Canada’s single-payer healthcare system is known as Medicare. It is notoriously slow with average waiting times from referral to a specialist to treatment now at 21.2 weeks. Private clinics like the one operated by Dr. Day are willing to see these patients sooner, but the government is prohibiting them from charging patients for operations that public hospitals would provide free – if they wait.

Private clinics like Cambie initially sprang up to treat members of the armed forces, Royal Canadian Mounted Police officers, and those covered by worker’s compensation claims. These and other protected classes are exempt from the single-payer system.

Pipes says the waiting times are actually worse than the numbers publically stated. The official clock starts only when a surgeon books the patient, not when a general practitioner makes the referral. That adds months and sometimes much longer.

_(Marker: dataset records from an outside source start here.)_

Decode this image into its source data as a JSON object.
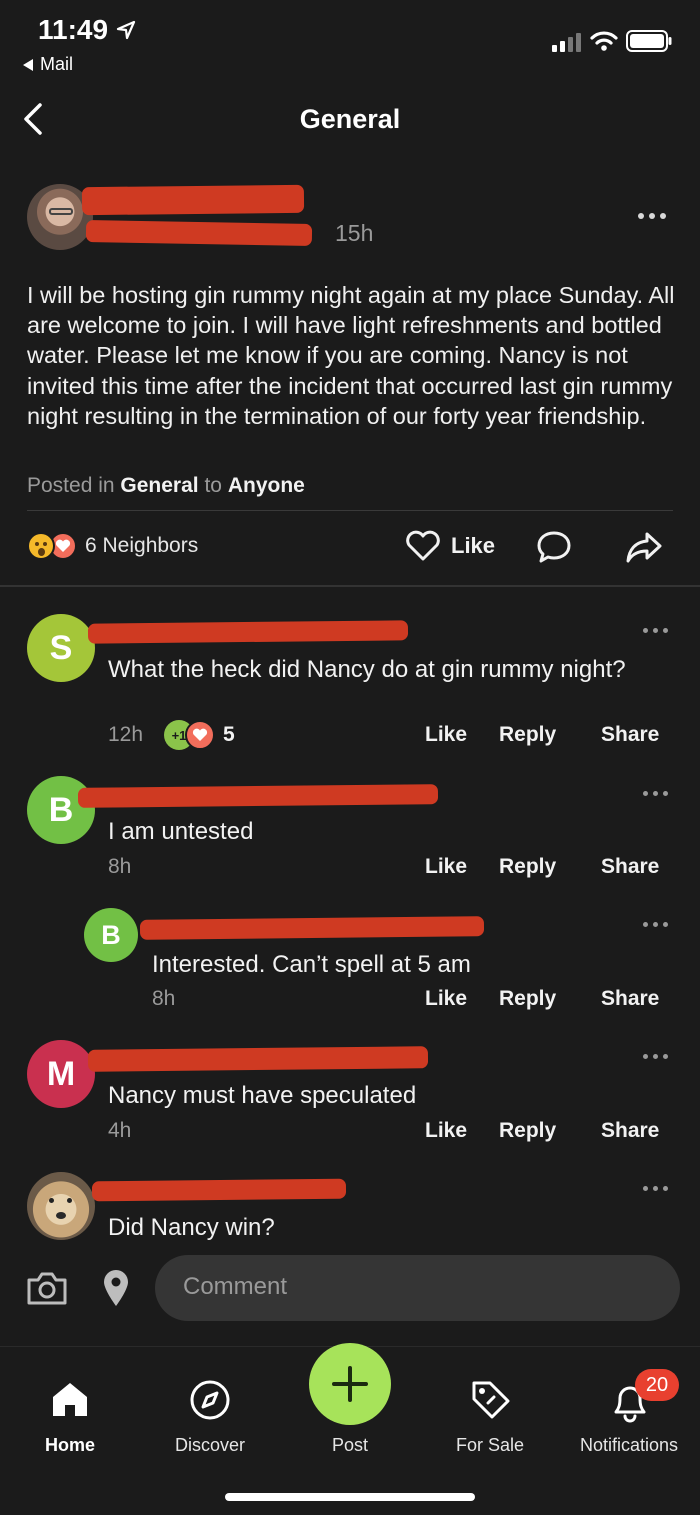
{
  "status_bar": {
    "time": "11:49",
    "back_app": "Mail"
  },
  "header": {
    "title": "General"
  },
  "post": {
    "time": "15h",
    "body": "I will be hosting gin rummy night again at my place Sunday. All are welcome to join. I will have light refreshments and bottled water. Please let me know if you are coming. Nancy is not invited this time after the incident that occurred last gin rummy night resulting in the termination of our forty year friendship.",
    "posted_in_prefix": "Posted in",
    "posted_in_channel": "General",
    "posted_to_prefix": "to",
    "posted_to_audience": "Anyone",
    "reactions_label": "6 Neighbors",
    "like_label": "Like"
  },
  "comments": [
    {
      "initial": "S",
      "text": "What the heck did Nancy do at gin rummy night?",
      "time": "12h",
      "reaction_badge": "+1",
      "reaction_count": "5",
      "like": "Like",
      "reply": "Reply",
      "share": "Share",
      "avatar_color": "#a4c639"
    },
    {
      "initial": "B",
      "text": "I am untested",
      "time": "8h",
      "like": "Like",
      "reply": "Reply",
      "share": "Share",
      "avatar_color": "#72c045"
    },
    {
      "initial": "B",
      "text": "Interested. Can’t spell at 5 am",
      "time": "8h",
      "like": "Like",
      "reply": "Reply",
      "share": "Share",
      "avatar_color": "#72c045"
    },
    {
      "initial": "M",
      "text": "Nancy must have speculated",
      "time": "4h",
      "like": "Like",
      "reply": "Reply",
      "share": "Share",
      "avatar_color": "#c9304f"
    },
    {
      "text": "Did Nancy win?"
    }
  ],
  "composer": {
    "placeholder": "Comment"
  },
  "bottom_nav": {
    "home": "Home",
    "discover": "Discover",
    "post": "Post",
    "for_sale": "For Sale",
    "notifications": "Notifications",
    "notifications_badge": "20"
  },
  "colors": {
    "accent_green": "#a7e35a",
    "notification_red": "#e8402f",
    "redaction": "#cf3a22"
  }
}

Many people would gladly pay out of their own pockets to receive treatment sooner. But Canadian law bans private coverage for “medically necessary care” which the public system provides and effectively forbids the private clinics from charging patients directly for such services. Doctors who try to beat the system by accepting such payments can be disqualified from the single-payer system.

Ironically, the government itself has paid private doctors outside the system at times when the demands on the system have been considered unacceptable. Yet the government refuses to allow private citizens to use their own money to do the same.

Dr. Day claims the government has long tacitly approved of patients paying private clinics on their own. Politicians, both conservative and liberal, have privately praised his work while publically defending the single-payer system. Currently, private clinics perform more than 60,000 operations a year, saving the public treasury about $240 million.

The pending suit before the Supreme Court could greatly alter the healthcare system in Canada if Dr. Day prevails. Let us hope that we in America will never have to go to the Supreme Court just to be able to see a private physician even with our own money!